As I laid my purchases
next to the cash, I promised Sandra that I would be back. The butcher
shop made me happy. After spending $22.32 for two chicken breasts, a
handful of curd, a small jar of honey and a dozen eggs, remarkably, I
felt even happier. In fact, I so closely resemble the “ethical
consumer” portraits recently drawn by marketing firms that I’m a little
concerned. Mintel, a market research company, says that corporations
are responding to consumer desire to feel better about their food
purchases, and in 2007 predicted that the market would bust with new
“ethical” brands this year.
Their projection was on the money.
President’s Choice just unveiled Canada’s first organic infant formula,
and Frito-Lay recently launched “natural” Doritos.
Some of the
world’s largest corporate bodies have already jumped on the eco-eating
bandwagon. Bob Langert, vice-president of McDonald’s Corporate Social
Responsibility division, regularly blogs to the world about the
ecological difference the hamburger chain is making, and Sobeys Inc.’s
motto, “Building Sustainable Worth,” couldn’t get any more green.
Plowing
home through the snow, I wonder if the ethical food movement will
inspire the kind of systemic change that’s really required. The kind of
change that our Jewish ancestors had in mind when they raised
food-consciousness by making rituals out of routine meals; the kind
that Jesus, who habitually ate with “tax collectors and sinners,”
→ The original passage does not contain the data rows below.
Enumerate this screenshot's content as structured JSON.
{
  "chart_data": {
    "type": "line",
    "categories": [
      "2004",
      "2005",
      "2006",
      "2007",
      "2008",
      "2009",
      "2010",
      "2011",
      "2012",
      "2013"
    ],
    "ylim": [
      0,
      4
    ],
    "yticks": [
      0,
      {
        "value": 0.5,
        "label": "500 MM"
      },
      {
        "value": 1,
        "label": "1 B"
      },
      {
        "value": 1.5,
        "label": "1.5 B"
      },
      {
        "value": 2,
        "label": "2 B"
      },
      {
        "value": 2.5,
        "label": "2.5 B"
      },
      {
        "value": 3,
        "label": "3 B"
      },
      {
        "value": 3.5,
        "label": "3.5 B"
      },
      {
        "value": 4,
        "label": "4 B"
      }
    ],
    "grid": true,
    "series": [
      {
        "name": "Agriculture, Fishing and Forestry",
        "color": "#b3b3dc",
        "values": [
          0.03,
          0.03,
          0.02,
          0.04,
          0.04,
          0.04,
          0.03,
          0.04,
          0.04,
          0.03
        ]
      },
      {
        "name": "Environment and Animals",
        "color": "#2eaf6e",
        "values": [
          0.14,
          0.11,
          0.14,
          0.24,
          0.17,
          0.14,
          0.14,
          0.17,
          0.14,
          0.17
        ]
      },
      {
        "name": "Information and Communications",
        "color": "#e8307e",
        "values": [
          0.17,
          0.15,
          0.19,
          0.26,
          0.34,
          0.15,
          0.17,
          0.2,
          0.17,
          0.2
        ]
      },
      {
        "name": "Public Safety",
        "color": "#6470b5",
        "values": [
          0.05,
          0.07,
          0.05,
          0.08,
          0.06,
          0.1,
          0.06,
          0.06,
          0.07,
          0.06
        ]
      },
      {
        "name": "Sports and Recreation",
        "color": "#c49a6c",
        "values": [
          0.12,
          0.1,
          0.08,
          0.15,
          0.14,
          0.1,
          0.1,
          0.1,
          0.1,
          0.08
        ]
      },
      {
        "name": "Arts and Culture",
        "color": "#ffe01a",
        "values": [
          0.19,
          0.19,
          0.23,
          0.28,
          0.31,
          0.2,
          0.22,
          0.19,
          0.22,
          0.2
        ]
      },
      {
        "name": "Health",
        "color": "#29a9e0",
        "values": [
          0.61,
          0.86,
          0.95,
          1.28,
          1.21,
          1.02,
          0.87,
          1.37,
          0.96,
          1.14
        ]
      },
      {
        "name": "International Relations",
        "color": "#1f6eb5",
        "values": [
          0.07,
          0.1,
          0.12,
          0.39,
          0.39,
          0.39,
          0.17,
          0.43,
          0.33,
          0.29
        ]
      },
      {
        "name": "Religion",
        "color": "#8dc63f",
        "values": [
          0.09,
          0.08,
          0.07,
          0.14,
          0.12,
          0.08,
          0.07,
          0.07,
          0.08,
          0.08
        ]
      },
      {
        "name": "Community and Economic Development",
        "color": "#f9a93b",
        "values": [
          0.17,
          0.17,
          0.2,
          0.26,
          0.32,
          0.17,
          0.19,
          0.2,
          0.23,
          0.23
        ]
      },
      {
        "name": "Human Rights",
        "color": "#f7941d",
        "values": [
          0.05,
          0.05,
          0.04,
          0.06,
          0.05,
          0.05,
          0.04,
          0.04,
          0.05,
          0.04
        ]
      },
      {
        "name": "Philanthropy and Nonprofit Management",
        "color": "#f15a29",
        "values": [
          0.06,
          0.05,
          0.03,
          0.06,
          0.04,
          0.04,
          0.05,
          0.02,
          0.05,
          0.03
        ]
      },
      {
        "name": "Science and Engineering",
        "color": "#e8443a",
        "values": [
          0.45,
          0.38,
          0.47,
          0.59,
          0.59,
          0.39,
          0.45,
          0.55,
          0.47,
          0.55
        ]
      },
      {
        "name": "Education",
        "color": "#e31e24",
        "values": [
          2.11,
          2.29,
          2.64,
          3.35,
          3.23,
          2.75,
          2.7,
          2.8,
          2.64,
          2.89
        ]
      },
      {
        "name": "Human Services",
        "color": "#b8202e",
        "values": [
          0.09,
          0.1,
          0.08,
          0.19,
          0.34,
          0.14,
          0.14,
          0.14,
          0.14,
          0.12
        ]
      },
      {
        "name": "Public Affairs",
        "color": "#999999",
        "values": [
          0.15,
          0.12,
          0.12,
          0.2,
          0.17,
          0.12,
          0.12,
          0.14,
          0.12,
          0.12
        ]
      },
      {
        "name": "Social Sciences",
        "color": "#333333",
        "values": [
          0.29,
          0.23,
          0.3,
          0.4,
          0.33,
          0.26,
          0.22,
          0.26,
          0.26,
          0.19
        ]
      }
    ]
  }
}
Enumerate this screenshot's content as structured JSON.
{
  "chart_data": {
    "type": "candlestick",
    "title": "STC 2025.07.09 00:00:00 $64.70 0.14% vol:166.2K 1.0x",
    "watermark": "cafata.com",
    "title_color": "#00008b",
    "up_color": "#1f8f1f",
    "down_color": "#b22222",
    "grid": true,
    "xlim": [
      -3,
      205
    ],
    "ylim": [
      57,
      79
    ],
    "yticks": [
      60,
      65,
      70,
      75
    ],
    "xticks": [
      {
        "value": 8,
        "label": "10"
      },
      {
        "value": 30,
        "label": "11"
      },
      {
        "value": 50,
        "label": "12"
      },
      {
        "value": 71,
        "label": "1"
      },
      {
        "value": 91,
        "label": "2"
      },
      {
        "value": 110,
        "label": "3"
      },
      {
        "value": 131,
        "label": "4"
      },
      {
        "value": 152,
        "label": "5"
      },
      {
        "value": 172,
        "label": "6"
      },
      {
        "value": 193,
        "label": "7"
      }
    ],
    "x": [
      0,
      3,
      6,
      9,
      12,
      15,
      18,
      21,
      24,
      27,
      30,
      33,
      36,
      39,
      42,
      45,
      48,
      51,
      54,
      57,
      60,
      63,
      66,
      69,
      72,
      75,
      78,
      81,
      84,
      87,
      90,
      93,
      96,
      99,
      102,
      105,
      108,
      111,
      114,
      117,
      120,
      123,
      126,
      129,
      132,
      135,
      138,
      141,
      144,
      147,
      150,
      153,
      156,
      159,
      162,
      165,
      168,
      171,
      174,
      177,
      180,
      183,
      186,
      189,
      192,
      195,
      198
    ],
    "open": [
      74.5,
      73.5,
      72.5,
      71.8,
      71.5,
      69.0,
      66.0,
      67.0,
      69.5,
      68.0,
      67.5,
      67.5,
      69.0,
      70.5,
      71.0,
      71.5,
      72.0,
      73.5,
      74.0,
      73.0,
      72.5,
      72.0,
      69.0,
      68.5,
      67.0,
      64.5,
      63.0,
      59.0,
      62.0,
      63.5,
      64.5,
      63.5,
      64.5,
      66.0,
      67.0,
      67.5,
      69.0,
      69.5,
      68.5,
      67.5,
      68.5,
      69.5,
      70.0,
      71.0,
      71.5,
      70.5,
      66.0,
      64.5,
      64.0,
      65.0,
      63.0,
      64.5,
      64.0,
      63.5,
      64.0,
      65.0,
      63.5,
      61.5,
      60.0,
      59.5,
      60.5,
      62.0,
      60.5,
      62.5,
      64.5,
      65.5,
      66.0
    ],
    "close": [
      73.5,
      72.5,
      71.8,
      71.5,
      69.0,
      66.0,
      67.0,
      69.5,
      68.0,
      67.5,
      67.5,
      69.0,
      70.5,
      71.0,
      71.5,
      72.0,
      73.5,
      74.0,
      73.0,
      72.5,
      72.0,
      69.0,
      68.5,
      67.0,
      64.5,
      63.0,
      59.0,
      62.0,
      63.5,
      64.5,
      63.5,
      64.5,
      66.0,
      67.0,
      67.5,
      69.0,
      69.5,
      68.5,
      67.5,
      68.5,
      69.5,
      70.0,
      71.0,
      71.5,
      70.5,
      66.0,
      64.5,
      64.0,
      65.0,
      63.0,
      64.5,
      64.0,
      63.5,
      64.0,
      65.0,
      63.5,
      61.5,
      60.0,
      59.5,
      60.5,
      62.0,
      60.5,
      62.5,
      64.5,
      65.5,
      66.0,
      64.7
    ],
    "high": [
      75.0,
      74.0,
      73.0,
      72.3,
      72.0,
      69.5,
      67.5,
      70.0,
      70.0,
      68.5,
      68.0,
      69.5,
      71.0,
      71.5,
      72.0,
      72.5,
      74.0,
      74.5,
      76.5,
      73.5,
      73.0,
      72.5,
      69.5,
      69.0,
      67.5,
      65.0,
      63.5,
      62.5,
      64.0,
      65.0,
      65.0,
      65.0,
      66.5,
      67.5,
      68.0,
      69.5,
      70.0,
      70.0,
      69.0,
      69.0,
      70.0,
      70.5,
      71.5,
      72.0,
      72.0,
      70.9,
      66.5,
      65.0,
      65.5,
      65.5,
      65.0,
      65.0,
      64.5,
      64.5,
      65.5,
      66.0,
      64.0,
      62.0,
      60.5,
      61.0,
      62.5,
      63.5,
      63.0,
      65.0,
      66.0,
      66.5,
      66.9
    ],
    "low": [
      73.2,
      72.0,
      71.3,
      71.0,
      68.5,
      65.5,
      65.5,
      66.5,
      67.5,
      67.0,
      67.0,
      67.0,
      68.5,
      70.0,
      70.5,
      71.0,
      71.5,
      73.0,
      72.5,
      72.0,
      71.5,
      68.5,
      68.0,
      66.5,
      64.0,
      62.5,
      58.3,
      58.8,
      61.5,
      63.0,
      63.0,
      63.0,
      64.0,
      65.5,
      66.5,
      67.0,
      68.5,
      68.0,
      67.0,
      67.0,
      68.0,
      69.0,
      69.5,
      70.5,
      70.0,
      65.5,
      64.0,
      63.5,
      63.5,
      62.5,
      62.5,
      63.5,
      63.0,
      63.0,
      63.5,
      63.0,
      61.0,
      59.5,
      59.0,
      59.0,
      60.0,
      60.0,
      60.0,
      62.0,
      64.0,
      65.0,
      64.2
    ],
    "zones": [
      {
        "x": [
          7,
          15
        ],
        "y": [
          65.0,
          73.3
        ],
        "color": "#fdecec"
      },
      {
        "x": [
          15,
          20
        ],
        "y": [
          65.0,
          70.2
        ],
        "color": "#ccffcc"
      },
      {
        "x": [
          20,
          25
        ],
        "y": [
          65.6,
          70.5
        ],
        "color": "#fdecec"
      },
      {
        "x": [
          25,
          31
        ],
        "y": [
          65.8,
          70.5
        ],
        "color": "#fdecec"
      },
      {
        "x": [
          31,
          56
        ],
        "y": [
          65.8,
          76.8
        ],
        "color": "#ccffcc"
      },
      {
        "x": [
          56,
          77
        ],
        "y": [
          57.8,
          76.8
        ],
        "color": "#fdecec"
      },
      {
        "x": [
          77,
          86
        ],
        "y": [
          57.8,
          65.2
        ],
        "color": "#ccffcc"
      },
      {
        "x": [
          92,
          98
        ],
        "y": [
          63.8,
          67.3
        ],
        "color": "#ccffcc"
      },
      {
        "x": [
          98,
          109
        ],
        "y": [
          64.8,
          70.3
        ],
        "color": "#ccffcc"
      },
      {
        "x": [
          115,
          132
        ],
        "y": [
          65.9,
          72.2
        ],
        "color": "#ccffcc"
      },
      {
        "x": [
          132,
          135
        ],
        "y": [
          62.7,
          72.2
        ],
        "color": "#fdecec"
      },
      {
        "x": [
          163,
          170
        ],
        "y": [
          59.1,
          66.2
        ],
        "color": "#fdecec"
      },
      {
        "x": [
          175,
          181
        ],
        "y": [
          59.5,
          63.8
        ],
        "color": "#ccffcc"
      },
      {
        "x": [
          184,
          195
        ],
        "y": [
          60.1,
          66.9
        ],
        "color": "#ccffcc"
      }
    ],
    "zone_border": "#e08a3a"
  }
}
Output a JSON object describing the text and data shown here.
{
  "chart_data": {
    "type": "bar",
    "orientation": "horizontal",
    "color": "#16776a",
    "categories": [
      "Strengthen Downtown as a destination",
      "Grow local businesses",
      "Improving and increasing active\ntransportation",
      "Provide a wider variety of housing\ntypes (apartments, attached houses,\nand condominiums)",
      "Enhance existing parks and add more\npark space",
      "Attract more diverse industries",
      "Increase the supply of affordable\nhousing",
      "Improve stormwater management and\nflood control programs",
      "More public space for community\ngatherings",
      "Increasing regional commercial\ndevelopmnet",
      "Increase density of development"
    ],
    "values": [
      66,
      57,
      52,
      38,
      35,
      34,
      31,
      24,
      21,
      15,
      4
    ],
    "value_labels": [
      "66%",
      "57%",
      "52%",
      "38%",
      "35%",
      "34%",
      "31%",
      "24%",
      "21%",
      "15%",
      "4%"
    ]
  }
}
advocated just before, as New Testament scholar Robert Karris states,
“he got himself killed for the way he ate.” Or will companies that
package food with morals create a social climate where those who can’t
afford to buy them are not only considered unfortunate, but unholy, too?
Stirring
the mac and cheese, I take some comfort in knowing that food decisions
have never been easy. Ethics of any sort defy clear packages and ready
labels. The ethics of food is particularly cumbersome. The struggle to
eat well is both a privilege and a burden for those of us born with the
world on our forks.
Aidan bursts into tears when he first sees
the carrots on his plate. Isaac pushes his chair away and sulkily
demands toast. Mike’s happily chatting away, but his most ringing
endorsement of a meal is silence; you’d hear a pin drop if he was
eating steak. The oatmeal-apple cake, I’m sure, will be a hit. But I
don’t know that I’ll enjoy it. I’m exhausted and I can’t shake the
feeling that my “ethical eating” excursion has highlighted my ignorance
more than my ethics.
Yet, as I turn out the lights on the day’s
questions, there is some clarity; I am more grateful than ever for my
daily bread and for the Canadian heartlands that produce it, the kind
of places where hellos passed between strangers sound a lot like grace.